Friday, August 27, 2021

Nigel would’ve been 57

Today was Nigel’s birthday, the second one since he died. Last year was the first time I posted about his birthday, because I preferred to keep it more private when he was alive. Everything’s different now, very different.

Last year I decided I wanted to hold a birthday party for Nigel because I wanted us all to have something positive to focus on rather than the incredibly awful anniversary some three weeks later. That party was was good, all things considered.

This year, instead of sharing another photo of Nigel, espcially the one I shared on his 50th birthday, I decided to make one of the two of us, sort of (that photo is above). I posted it on Instagram, and that also published it on my personal Facebook. The captions said:
Today would have been my husband Nigel’s 57th birthday. I don’t need a special day to think of him—I do that every day. But today is his second birthday since he died, and that makes me a little more contemplative than usual.

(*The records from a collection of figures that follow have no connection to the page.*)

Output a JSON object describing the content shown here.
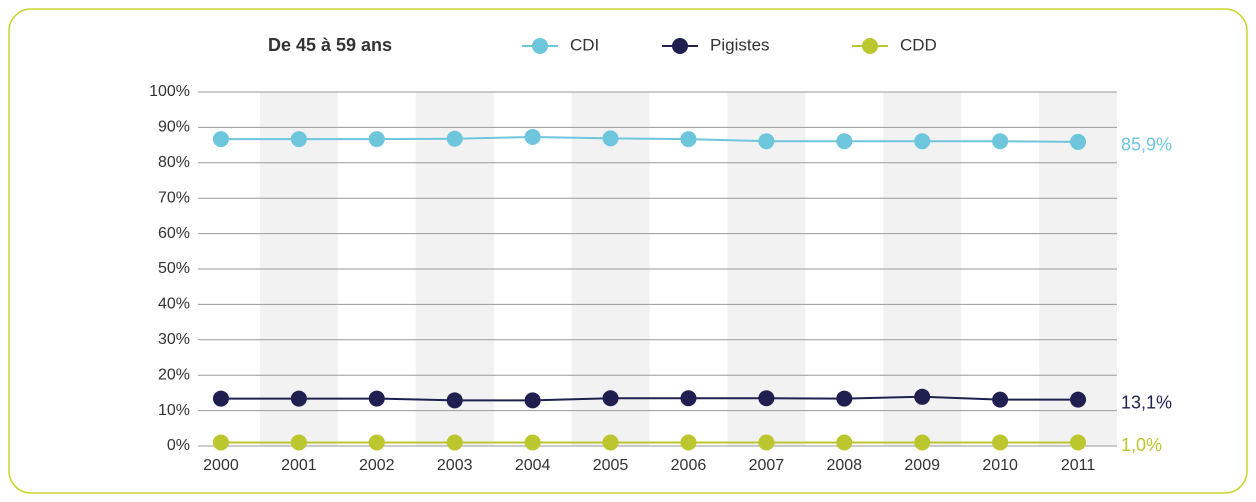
{
  "chart_data": {
    "type": "line",
    "title": "De 45 à 59 ans",
    "categories": [
      "2000",
      "2001",
      "2002",
      "2003",
      "2004",
      "2005",
      "2006",
      "2007",
      "2008",
      "2009",
      "2010",
      "2011"
    ],
    "series": [
      {
        "name": "CDI",
        "color": "#6ec6dd",
        "values": [
          86.7,
          86.7,
          86.7,
          86.8,
          87.3,
          86.9,
          86.7,
          86.1,
          86.1,
          86.1,
          86.1,
          85.9
        ],
        "value_labels": [
          null,
          null,
          null,
          null,
          null,
          null,
          null,
          null,
          null,
          null,
          null,
          "85,9%"
        ]
      },
      {
        "name": "Pigistes",
        "color": "#1f2050",
        "values": [
          13.4,
          13.4,
          13.4,
          12.9,
          12.9,
          13.5,
          13.5,
          13.5,
          13.4,
          13.9,
          13.1,
          13.1
        ],
        "value_labels": [
          null,
          null,
          null,
          null,
          null,
          null,
          null,
          null,
          null,
          null,
          null,
          "13,1%"
        ]
      },
      {
        "name": "CDD",
        "color": "#bcc62e",
        "values": [
          1.0,
          1.0,
          1.0,
          1.0,
          1.0,
          1.0,
          1.0,
          1.0,
          1.0,
          1.0,
          1.0,
          1.0
        ],
        "value_labels": [
          null,
          null,
          null,
          null,
          null,
          null,
          null,
          null,
          null,
          null,
          null,
          "1,0%"
        ]
      }
    ],
    "ylim": [
      0,
      100
    ],
    "yticks": [
      {
        "value": 0,
        "label": "0%"
      },
      {
        "value": 10,
        "label": "10%"
      },
      {
        "value": 20,
        "label": "20%"
      },
      {
        "value": 30,
        "label": "30%"
      },
      {
        "value": 40,
        "label": "40%"
      },
      {
        "value": 50,
        "label": "50%"
      },
      {
        "value": 60,
        "label": "60%"
      },
      {
        "value": 70,
        "label": "70%"
      },
      {
        "value": 80,
        "label": "80%"
      },
      {
        "value": 90,
        "label": "90%"
      },
      {
        "value": 100,
        "label": "100%"
      }
    ],
    "grid": true
  }
}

Today I put on a shirt that used to be his, though he gave it to me many years ago. Same with my watch, for that matter. I’m also wearing the bracelet he wore every day for years, right up to his last couple days. And I put on a ring he bought himself but stopped wearing some 10 years ago. On my other hand, my civil union and wedding rings. I chose them, but he gave them to me in our ceremonies. My expression is what it is.

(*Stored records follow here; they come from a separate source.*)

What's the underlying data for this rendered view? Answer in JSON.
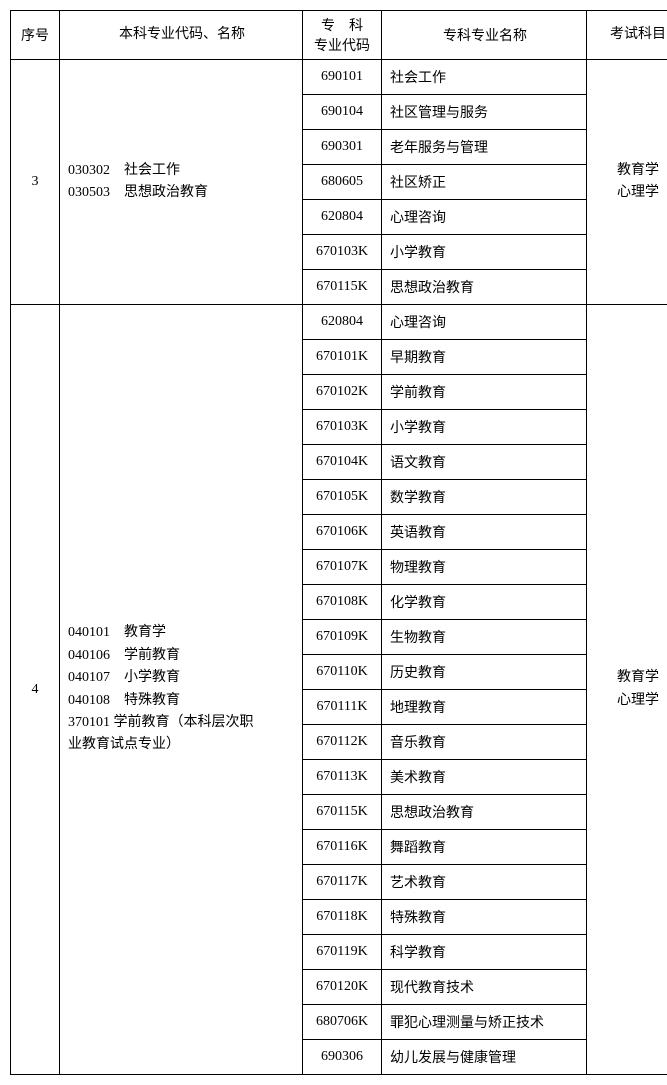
{
  "headers": {
    "seq": "序号",
    "major": "本科专业代码、名称",
    "specCode": "专　科\n专业代码",
    "specName": "专科专业名称",
    "exam": "考试科目"
  },
  "groups": [
    {
      "seq": "3",
      "major": "030302　社会工作\n030503　思想政治教育",
      "exam": "教育学\n心理学",
      "rows": [
        {
          "code": "690101",
          "name": "社会工作"
        },
        {
          "code": "690104",
          "name": "社区管理与服务"
        },
        {
          "code": "690301",
          "name": "老年服务与管理"
        },
        {
          "code": "680605",
          "name": "社区矫正"
        },
        {
          "code": "620804",
          "name": "心理咨询"
        },
        {
          "code": "670103K",
          "name": "小学教育"
        },
        {
          "code": "670115K",
          "name": "思想政治教育"
        }
      ]
    },
    {
      "seq": "4",
      "major": "040101　教育学\n040106　学前教育\n040107　小学教育\n040108　特殊教育\n370101  学前教育（本科层次职\n业教育试点专业）",
      "exam": "教育学\n心理学",
      "rows": [
        {
          "code": "620804",
          "name": "心理咨询"
        },
        {
          "code": "670101K",
          "name": "早期教育"
        },
        {
          "code": "670102K",
          "name": "学前教育"
        },
        {
          "code": "670103K",
          "name": "小学教育"
        },
        {
          "code": "670104K",
          "name": "语文教育"
        },
        {
          "code": "670105K",
          "name": "数学教育"
        },
        {
          "code": "670106K",
          "name": "英语教育"
        },
        {
          "code": "670107K",
          "name": "物理教育"
        },
        {
          "code": "670108K",
          "name": "化学教育"
        },
        {
          "code": "670109K",
          "name": "生物教育"
        },
        {
          "code": "670110K",
          "name": "历史教育"
        },
        {
          "code": "670111K",
          "name": "地理教育"
        },
        {
          "code": "670112K",
          "name": "音乐教育"
        },
        {
          "code": "670113K",
          "name": "美术教育"
        },
        {
          "code": "670115K",
          "name": "思想政治教育"
        },
        {
          "code": "670116K",
          "name": "舞蹈教育"
        },
        {
          "code": "670117K",
          "name": "艺术教育"
        },
        {
          "code": "670118K",
          "name": "特殊教育"
        },
        {
          "code": "670119K",
          "name": "科学教育"
        },
        {
          "code": "670120K",
          "name": "现代教育技术"
        },
        {
          "code": "680706K",
          "name": "罪犯心理测量与矫正技术"
        },
        {
          "code": "690306",
          "name": "幼儿发展与健康管理"
        }
      ]
    }
  ]
}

A lot has changed over the past couple years, and so much hasn’t. He was, and still is, the person who influenced my life the most. He was my soulmate and best friend, my companion, my rock, and the very centre of my universe. But the searing pain of his loss has dulled into more of a constant ache, more days than not.

These days I focus mainly on honouring the wonderful life we had, remembering all the good that was, and trying, slowly and with many stumbles, to find a life without him in it. I’m nowhere near having succeeded, but, I still exist, and that has to count for something—and it’s a testament to how he helped me become a stronger man so that I could do this at all.

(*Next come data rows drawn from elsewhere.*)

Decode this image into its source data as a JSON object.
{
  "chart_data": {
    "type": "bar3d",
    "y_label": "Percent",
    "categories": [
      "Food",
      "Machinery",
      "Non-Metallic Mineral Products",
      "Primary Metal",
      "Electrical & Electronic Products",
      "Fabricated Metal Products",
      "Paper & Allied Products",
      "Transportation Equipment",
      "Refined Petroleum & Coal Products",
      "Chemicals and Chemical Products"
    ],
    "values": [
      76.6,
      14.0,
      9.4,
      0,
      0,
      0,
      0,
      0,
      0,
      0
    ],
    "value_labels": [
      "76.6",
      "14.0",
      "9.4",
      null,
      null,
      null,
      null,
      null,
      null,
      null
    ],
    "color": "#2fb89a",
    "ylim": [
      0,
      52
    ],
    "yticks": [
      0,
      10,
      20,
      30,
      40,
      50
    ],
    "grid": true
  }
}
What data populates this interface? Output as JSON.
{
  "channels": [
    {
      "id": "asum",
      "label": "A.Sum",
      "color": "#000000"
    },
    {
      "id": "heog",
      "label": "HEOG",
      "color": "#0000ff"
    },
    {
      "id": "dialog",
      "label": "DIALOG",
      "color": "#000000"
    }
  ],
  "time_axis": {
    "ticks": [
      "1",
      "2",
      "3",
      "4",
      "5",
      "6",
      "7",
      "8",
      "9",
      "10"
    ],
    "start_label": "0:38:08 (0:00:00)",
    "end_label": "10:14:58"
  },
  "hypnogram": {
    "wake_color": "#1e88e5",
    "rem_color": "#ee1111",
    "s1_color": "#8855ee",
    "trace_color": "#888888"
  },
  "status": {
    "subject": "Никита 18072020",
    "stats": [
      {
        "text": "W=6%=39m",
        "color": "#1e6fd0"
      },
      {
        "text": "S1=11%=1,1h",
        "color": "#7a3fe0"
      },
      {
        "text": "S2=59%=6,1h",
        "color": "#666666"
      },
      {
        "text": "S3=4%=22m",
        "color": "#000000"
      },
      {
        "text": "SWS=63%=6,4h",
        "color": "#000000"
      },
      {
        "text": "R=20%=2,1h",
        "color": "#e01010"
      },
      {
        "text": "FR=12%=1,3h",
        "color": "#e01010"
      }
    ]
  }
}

The photo I’m holding is, as far as I know, the last one ever taken of him, several months before he died. It’s one of my favourites. That night, he and his work colleagues were at an awards ceremony for local governments in which a programme he devised for the local government he was a senior manager for won the award in its category and also the Supreme Award. He was so happy and proud, and it’s obvious in the photo. That programme took long-term unemployed people, many of them considered unemployable by businesses, and trained them for good-paying jobs with futures in the call centre industry, including ones in his department. The success for everyone was obvious from the lives his programme helped change. That was the kind of man I loved, and was lucky to be loved by.

But how I wish there could be decades more of birthdays with him.
This day for me is about love and loss, obviously, but it's especially about thankfulness. Even though I didn’t get to spend even remotely enough decades with Nigel, not even close, I’m nevertheless grateful for every second I did get, even the ones where one of us was grumpy with the other.

Because he was born on this day 57 years ago, I got to spend the biggest—and most important—chunk of my life so far with him. His birthday, then, still matters to me, and I think it always will matter, no matter how my life changes in what I hope will be many years to come.

Right now, though, there’s only one way to end this post appropriately, and that’s to say what I what I said last year: Happy Birthday, sweetheart. Now and always.